One thing I regret not being able to post for you (maybe later but as I have no mp3 turntable so you'll have to wait indefinitely) is the soundtrack. It is a strange mixture of Tammy Wynette tracks mixed with the "five easy pieces" (from an early script reference left out of the finished picture) by Chopin, Bach, and Mozart. Also rare for a soundtrack of its era are loads of dialogue from the film, both as stand alone tracks and as intros and outros to several songs. Unfortunately the rather obscure nature of this film means it will likely never receive a CD release but thankfully the LP can be had for 2 dollars US if you know where to look. Anybody who likes country music of the era and Chopin like I do should love it.
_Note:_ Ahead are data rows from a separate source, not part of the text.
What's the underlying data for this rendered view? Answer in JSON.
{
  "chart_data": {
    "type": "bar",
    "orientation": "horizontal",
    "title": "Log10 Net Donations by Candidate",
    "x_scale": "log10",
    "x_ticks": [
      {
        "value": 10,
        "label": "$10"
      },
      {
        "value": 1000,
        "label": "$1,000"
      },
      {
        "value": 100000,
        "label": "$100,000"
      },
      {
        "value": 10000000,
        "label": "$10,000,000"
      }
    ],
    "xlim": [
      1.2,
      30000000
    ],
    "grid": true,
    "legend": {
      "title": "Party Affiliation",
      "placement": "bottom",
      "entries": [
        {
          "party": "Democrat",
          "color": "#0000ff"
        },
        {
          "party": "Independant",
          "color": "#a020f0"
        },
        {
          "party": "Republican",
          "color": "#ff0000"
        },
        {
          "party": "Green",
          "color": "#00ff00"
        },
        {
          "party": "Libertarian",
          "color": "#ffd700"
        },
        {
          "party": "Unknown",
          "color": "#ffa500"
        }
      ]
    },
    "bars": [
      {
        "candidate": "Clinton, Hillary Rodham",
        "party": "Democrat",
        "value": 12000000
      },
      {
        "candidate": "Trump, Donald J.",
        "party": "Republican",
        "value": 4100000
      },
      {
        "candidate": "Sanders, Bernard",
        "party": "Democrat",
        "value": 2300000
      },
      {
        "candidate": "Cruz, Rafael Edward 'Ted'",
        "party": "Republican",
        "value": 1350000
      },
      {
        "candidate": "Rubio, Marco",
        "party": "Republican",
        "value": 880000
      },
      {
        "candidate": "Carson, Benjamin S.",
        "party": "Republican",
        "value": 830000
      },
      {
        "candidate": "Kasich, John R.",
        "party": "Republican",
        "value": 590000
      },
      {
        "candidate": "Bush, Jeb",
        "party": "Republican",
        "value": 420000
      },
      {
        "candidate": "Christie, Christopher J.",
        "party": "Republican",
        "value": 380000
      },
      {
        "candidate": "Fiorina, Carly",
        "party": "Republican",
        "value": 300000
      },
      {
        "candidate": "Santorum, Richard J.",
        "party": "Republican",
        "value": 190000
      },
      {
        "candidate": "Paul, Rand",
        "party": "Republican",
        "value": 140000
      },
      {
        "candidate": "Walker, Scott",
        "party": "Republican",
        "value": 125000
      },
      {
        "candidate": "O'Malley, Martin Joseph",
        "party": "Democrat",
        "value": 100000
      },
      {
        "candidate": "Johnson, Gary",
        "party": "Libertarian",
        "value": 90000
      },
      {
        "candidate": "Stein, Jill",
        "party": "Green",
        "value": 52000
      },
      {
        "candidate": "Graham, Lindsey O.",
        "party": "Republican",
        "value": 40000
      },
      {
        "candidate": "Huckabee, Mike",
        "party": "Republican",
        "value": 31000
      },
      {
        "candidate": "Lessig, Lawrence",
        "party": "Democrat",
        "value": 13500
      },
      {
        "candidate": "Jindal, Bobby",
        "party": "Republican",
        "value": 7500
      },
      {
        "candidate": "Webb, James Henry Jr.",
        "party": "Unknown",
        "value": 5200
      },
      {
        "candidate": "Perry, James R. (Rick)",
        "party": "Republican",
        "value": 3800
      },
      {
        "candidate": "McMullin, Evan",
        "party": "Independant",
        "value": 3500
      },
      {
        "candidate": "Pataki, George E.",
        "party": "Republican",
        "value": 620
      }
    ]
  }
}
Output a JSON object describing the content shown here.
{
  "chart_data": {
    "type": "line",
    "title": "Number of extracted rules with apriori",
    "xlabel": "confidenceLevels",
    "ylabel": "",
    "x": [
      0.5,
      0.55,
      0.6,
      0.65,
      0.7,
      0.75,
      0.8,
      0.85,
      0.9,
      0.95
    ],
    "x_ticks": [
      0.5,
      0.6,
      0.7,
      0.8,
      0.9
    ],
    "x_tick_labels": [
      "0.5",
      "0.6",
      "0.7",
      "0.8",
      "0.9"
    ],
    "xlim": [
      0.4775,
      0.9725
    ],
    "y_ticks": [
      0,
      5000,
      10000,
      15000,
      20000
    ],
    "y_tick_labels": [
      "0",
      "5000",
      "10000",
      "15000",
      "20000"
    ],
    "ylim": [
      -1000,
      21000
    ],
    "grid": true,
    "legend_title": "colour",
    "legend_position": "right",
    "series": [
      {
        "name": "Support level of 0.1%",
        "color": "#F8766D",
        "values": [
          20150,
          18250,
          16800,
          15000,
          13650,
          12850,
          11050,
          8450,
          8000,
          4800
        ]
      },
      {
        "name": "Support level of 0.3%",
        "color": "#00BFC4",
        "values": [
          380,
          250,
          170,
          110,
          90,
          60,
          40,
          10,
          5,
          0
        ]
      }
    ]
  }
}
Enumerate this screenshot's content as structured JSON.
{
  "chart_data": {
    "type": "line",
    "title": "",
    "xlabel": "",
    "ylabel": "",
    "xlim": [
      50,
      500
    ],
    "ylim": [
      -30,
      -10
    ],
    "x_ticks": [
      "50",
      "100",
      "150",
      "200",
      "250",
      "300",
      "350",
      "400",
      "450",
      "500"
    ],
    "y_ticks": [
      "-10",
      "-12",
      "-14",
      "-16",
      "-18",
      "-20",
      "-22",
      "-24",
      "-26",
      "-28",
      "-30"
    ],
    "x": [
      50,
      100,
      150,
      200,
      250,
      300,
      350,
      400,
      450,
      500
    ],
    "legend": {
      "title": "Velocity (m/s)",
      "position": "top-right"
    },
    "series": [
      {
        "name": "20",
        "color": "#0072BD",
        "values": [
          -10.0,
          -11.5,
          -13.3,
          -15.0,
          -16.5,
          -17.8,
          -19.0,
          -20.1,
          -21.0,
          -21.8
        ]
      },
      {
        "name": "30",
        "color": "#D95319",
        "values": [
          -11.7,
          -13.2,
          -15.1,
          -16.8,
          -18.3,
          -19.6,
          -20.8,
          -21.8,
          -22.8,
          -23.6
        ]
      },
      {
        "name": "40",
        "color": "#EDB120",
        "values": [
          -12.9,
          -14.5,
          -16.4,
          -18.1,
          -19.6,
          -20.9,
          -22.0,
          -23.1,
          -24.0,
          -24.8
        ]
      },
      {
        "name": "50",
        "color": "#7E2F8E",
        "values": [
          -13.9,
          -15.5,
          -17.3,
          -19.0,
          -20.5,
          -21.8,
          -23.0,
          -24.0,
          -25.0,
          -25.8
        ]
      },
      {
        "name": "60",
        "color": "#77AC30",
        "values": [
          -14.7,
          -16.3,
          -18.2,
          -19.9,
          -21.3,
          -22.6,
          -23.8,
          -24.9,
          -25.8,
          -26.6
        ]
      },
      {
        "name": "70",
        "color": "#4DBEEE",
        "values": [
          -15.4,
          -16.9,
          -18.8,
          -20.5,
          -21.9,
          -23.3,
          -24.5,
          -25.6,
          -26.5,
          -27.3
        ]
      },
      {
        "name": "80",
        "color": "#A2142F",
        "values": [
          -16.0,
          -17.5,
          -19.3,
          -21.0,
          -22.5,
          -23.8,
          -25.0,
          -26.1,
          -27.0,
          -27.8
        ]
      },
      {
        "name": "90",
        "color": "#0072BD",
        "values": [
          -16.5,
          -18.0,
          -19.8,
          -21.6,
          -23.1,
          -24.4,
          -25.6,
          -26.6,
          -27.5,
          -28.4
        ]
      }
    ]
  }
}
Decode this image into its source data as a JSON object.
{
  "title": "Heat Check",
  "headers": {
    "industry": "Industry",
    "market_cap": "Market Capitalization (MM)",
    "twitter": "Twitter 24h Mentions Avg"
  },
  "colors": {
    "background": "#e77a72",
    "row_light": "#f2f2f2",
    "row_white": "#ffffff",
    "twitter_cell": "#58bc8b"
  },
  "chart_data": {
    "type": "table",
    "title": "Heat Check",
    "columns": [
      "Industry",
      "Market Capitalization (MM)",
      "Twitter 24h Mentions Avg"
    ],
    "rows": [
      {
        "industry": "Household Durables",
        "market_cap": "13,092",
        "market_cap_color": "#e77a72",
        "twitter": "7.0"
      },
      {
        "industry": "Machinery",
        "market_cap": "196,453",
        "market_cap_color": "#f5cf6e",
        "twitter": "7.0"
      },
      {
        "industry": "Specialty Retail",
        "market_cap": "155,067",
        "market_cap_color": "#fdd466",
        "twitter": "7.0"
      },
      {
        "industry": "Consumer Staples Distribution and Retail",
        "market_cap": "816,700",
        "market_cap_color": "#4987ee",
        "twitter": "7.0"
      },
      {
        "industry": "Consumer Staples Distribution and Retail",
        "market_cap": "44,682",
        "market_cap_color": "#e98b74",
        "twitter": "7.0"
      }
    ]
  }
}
For the sake of reference I will throw in a picture of it below:

Why see a film about a man who cannot be loved because he refuses to love himself? That is up to you to decide. The 70's in American cinema were touched by the misanthropy that lay underneath the nation's collective consciousness. By 1970 the hippie movement was winding down from their stupor and the counter culture started to look inward on itself, and I am glad films like this were the result of that soul searching. One can only talk about peace and love for so long before you realize that it starts from within you. I think it is a period for films that we will never see again, at least not in the way it was the first time around. Sure the tag line on the DVD cover is a bit lame (and I sincerely hope it wasn't used on any theatrical posters at the time), but don't let that deter you should you find this lying around in a Safeway store like I did.